Halaman:Kota Jogjakarta 200 Tahun (1956).pdf/39

Halaman ini tervalidasi

Dan sama sekali tidak ada jang menjangkakan, bahwa peresmian dari keangkatan Presiden Republik Indonesia Serikat jang pertama, dilakukan di Ibukota kita ini, dan upatjaranja dilaksanakan di Bangsal Witana, jang pada Ik. 190 tahun sebelumnja, mendjadi tempat Sri Sultan Hamengku Buana I duduk disinggasana jang pertama, untuk meresmikan lahirnja Negara dan Ibukota Ngajogjakarta-Adiningrat.

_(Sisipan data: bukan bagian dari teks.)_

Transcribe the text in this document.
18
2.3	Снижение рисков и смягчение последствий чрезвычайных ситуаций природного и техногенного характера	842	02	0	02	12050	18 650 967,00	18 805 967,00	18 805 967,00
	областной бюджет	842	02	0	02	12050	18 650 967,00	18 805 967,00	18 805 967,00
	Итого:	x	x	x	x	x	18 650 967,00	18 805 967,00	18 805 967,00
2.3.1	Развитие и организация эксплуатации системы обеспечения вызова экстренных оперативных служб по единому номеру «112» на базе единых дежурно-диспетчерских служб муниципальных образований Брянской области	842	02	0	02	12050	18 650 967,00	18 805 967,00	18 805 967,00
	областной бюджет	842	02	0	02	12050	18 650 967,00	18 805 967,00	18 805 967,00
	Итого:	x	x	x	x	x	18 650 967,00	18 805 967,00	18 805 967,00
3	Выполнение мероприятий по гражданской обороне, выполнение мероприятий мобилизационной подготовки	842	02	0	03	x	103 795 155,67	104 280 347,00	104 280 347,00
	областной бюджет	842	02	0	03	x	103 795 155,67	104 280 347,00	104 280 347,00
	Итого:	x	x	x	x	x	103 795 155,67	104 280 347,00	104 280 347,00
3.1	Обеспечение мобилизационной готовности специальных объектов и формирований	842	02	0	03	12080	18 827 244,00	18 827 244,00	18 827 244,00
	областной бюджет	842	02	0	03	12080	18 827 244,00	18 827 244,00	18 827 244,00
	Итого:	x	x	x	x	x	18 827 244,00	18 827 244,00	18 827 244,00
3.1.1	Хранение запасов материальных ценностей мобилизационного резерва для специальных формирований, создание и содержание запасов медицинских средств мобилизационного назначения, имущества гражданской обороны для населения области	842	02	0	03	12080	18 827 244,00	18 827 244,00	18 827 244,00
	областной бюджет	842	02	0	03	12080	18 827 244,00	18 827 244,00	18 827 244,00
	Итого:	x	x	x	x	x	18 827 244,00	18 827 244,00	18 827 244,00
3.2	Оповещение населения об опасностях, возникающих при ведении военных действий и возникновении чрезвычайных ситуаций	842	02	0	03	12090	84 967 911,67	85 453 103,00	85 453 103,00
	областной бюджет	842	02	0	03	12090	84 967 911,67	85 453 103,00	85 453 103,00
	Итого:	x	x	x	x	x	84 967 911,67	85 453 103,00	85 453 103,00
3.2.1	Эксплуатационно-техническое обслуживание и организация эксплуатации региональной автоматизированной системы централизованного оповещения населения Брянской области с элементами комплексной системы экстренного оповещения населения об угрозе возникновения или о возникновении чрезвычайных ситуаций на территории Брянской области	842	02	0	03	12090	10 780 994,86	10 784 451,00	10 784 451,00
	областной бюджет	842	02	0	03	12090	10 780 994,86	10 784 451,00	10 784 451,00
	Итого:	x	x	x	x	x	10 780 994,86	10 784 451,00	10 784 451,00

Semuanja benar-benar telah terdjadi!

Beberapa Minggu setelah lahirnya Republik Indonesia maka datanglah Tentara Sekutu jang dipimpin oleh Angkatan perang Inggris, memasuki Djakarta. Dalam rombongan itu, turut membontjeng djuga Tentara Keradjaan Belanda, jang rupanja mempunjai harapan besar, akan ,,disambut” oleh rakjat Indonesia dengan girang hati. Tetapi dugaannja ternjata salah sekali, mereka disambut dengan pedang terhunus.


DJADI IBUKOTA REPUBLIK INDONESIA.

SEMENTARA Rakjat Indonesia seluruhnja merasakan kegirangan karena terlepas dari kuku pendjadjahan asing itu, dengan tjara mendadak kita jang ada di Ibukota Jogjakarta dikedjutkan oleh satu kedjadian jang sama sekali tidak disangka-sangka.

Meskipun Djendral Christison, pemimpin pendaratan tentara Sekutu di Tandjung-Priuk pada tanggal 29 September 1945, sehari sesudahnja tiba di Djakarta, mengakui akan lahirnja Negara baru, Republik Indonesia, dan menjatakan djuga bahwa ke: datangannja di Indonesia ,,melulu hanja akan melutjuti tentara Djepang”, tetapi pada tanggal 25 Nopember 1945 pagi hari penduduk di Ibukota kita telah dikedjutkan dengan terdjadinja serangan kapal udara R.A.F. meskipun sasarannja hanja ditudjukan kepada Studio Radio Jogjakarta sadja. Maksudnja jang terutama, supaja Jogiakarta tidak banjak bitjara.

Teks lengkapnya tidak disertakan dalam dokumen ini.